Perhaps a lot of “former” democrats have changed voter registration in an attempt to pick the least bad of the republicans in the primary. The democrats seem unable to even field a single person for each position open for the next election in November, let alone enough have a primary ballot!
What age groups are least registered? I’d think it’s Generation Z.
They likely got their gender data from name analysis. If they’re gonna use subjective metrics like that, they need to compare the new voter gender gap to the current voter gender gap. F+5% is one thing, but in the context of a hypothetical F+10% current voter setup, it’s entirely different.

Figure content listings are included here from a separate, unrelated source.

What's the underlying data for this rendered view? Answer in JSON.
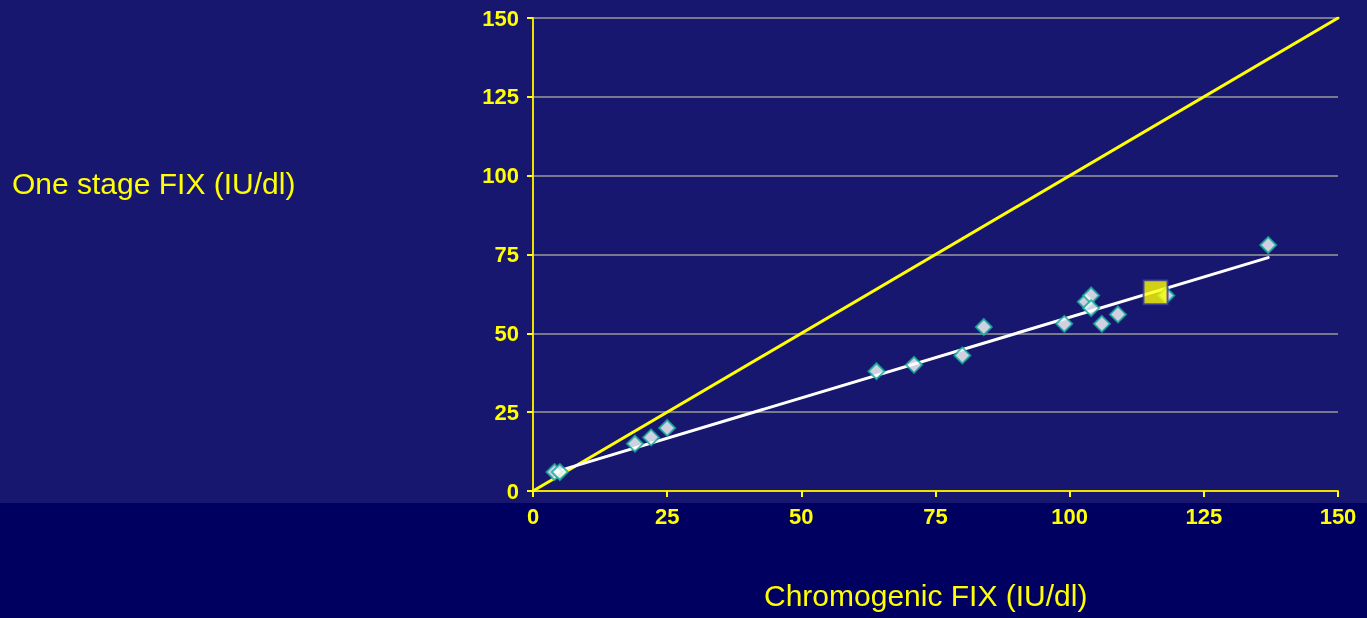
{
  "chart_data": {
    "type": "scatter",
    "xlabel": "Chromogenic FIX (IU/dl)",
    "annotations": [
      "One stage FIX (IU/dl)"
    ],
    "xlim": [
      0,
      150
    ],
    "xticks": [
      0,
      25,
      50,
      75,
      100,
      125,
      150
    ],
    "ylim": [
      0,
      150
    ],
    "yticks": [
      0,
      25,
      50,
      75,
      100,
      125,
      150
    ],
    "grid": "y",
    "series": [
      {
        "type": "line",
        "color": "#ffff00",
        "x": [
          0,
          150
        ],
        "values": [
          0,
          150
        ],
        "marker": "none",
        "line_style": "solid"
      },
      {
        "type": "line",
        "color": "#ffffff",
        "x": [
          4,
          137
        ],
        "values": [
          6,
          74
        ],
        "marker": "none",
        "line_style": "solid"
      },
      {
        "color": "#ffffff",
        "marker": "diamond",
        "x": [
          4,
          5,
          19,
          22,
          25,
          64,
          71,
          80,
          84,
          99,
          103,
          104,
          104,
          106,
          109,
          118,
          137
        ],
        "values": [
          6,
          6,
          15,
          17,
          20,
          38,
          40,
          43,
          52,
          53,
          60,
          62,
          58,
          53,
          56,
          62,
          78
        ]
      },
      {
        "color": "#ffff00",
        "marker": "square",
        "x": [
          116
        ],
        "values": [
          63
        ]
      }
    ]
  }
}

I’d also wanna see a better breakdown of party too, even if it’s less useful because parties are subjective and fluid. This is all data they have and didn’t release it (at least not that I can find) which suggests to me that there’s a bit more to the story here, although I don’t know what that *more* is.
Cully Williams, Gender Info can be generated, I suppose not perfectly accurately, by first and middle name, but in Wisconsin we don’t register by party. I can’t imagine how they generate that, unless they contacted each person (or a representative sample of new registrants).
South Dakota doesn’t ask voters to include sex on their voter registration, either. But in addition to looking at names (which would give the right sex…what, 90%+ of the time?), they also appear to match records across multiple sources, some of which may include M/F/O.
And whatever imperfections may lie in Target Smart’s data, those imperfections have always been there, and one would think that normal quality control would be reducing those imperfections. Yet looking at his own data, Bonier says the surge in women registering to vote in the last two months is unlike any pattern he’s seen in his organization’s data:
The surges Bonier identifies aren’t slam-dunk evidence that more women voters will reverse all the predictions folks were making about midterms three months ago. But Bonier’s data does provide reasonable hope for candidates and backers of pro-choice, pro-women ballot measures.
Women vs Catholics and Evangelicals? Smart moneys on the females …
There are plenty of databases out there with gender information. It’s a simple matter of combining or cross-checking the data. They don’t need to guess based on names. Companies know more about us than our families.